Em 1919, uma equipe de cientistas veio ao Brasil para testar um dos efeitos esperados da relatividade geral (deflexão da luz por um campo gravitacional forte), e encontraram uma das primeiras evidências que suportavam a Relatividade Geral de Einstein. Adivinhe com que tipo de instrumento eles puderam testar essa hipótese? (Dica: não foi com a interatividade humana.)

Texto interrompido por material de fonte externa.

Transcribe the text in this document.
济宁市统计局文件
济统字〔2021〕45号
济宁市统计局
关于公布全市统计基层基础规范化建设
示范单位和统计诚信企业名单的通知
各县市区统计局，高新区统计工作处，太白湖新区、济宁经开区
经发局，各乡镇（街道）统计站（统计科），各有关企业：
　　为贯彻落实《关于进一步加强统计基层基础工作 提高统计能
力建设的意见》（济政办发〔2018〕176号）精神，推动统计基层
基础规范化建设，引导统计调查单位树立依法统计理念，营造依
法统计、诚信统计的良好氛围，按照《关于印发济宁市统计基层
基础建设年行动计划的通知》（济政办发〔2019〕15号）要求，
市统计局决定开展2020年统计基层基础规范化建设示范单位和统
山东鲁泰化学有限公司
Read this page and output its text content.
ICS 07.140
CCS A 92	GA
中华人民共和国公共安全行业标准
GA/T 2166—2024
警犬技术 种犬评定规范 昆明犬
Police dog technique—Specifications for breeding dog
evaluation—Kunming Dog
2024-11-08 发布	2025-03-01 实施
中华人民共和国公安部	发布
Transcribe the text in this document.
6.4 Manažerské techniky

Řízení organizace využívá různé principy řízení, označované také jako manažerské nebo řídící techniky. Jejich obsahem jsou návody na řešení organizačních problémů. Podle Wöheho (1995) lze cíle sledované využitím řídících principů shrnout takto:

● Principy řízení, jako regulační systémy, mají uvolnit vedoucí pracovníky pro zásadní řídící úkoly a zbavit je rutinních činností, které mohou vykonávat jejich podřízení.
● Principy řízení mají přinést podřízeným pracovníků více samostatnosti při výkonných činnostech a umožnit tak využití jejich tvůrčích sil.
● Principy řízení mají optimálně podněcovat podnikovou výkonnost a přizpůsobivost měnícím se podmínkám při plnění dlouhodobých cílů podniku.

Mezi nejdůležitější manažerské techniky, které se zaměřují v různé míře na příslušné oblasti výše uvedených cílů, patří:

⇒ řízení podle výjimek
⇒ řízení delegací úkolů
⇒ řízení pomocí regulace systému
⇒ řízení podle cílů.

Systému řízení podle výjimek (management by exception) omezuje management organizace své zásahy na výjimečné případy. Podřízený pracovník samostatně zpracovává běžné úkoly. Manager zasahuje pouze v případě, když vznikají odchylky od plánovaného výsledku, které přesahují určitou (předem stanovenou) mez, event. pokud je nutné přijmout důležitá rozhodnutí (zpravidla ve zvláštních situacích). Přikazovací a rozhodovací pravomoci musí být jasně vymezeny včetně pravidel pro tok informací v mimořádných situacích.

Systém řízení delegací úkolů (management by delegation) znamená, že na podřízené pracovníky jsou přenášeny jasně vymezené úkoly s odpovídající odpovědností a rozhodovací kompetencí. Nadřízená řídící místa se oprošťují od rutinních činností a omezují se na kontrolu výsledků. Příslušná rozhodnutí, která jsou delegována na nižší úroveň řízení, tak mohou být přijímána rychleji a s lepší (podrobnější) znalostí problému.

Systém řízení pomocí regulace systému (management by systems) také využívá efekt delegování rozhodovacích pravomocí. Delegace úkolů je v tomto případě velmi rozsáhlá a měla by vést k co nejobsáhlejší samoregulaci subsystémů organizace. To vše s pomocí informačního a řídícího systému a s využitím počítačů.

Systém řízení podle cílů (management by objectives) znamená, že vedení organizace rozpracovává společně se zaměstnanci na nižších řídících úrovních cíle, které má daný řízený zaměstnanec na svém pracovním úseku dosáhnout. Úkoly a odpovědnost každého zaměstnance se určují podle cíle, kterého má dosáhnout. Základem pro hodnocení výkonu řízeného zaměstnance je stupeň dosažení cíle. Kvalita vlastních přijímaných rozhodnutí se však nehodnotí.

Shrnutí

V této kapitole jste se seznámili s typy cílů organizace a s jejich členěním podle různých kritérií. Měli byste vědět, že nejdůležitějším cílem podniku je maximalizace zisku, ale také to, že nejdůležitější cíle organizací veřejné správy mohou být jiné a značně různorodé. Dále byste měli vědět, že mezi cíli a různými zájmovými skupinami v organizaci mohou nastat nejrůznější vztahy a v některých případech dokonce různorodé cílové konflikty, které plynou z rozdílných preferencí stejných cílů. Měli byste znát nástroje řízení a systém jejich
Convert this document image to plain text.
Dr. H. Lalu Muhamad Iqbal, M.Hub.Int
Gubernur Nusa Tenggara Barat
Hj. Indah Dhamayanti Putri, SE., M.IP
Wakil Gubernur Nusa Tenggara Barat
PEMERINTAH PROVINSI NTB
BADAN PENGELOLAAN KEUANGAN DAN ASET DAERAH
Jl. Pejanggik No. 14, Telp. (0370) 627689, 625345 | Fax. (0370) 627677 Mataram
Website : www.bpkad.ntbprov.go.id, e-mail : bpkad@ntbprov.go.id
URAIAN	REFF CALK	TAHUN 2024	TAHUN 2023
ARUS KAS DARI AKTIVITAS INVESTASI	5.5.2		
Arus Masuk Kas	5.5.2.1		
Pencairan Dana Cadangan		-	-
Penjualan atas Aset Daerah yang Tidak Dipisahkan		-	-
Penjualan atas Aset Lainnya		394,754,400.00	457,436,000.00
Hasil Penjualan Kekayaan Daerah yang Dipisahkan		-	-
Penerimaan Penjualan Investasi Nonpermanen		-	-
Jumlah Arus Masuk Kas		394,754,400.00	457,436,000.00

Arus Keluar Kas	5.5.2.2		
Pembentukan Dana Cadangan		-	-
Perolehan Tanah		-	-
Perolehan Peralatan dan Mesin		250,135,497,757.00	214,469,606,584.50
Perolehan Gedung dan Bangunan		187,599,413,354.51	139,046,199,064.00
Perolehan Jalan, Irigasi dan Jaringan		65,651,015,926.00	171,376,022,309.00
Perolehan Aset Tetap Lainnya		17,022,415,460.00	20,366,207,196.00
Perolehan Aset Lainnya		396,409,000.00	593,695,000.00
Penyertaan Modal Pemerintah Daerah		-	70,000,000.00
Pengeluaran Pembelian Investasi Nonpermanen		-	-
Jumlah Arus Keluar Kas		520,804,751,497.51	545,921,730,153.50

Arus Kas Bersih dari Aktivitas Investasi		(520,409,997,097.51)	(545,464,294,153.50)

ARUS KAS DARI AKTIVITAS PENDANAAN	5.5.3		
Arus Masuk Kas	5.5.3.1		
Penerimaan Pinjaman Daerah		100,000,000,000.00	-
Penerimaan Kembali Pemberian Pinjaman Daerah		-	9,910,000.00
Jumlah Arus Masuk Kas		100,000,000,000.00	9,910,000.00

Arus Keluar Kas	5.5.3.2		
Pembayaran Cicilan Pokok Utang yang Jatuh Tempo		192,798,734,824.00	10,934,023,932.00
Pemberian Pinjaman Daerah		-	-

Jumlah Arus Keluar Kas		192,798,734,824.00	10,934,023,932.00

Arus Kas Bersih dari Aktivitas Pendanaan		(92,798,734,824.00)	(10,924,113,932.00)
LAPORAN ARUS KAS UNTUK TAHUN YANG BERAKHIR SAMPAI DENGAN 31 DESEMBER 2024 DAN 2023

Já ouviu falar do gato de Schrödinger? Em uma das cartas que trocou com o físico* que dá nome a esse experimento mental, ele também propôs modificações a esse EXPERIMENTO DE IMAGINAÇÃO, a fim de tentar resolvê-lo (ah, essa geração de físicos Nobel, brincando de imaginação ao invés de trabalhar ou fazer sexo).
Aliás, experimentos de imaginação entraram na história da Física, em grande parte, devido ao físico alemão. Ele inclusive imortalizou o termo “GEDANKE” (ou “GEDANKENEXPERIMENT”), que é o termo alemão pra experimentos de imaginação – ou que ele inventou pra se referir a isso; não sei ao certo (Peço desculpas pela informação incompleta, mas lembre-se que sou parte de uma geração de idiotas que gasta tempo com seres imaginários – a que faz isso no celular em seu tempo livre; não confundir com aquela nobre e genial geração que faz isso em grandes templos religiosos toda semana).
Em qualquer biografia bem construída de Einstein você encontrará a informação de que ele adorava jogos, quebra-cabeças e desafios. Era o presente padrão pra se dar ao Nobel de Física – embora ele quase sempre resolvesse tudo muito rápido.
Quer citar algo que Einstein realmente odiava? Então coloque a foto dele em preto e branco com essa citação do livro “Como eu Vejo o Mundo” (do próprio Einstein):
“A pior das instituições gregárias se intitula exército. Eu o odeio. (…) Deveríamos fazer desaparecer o mais depressa possível este câncer da civilização. Detesto com todas as forças o heroísmo obrigatório, a violência gratuita e o nacionalismo débil”.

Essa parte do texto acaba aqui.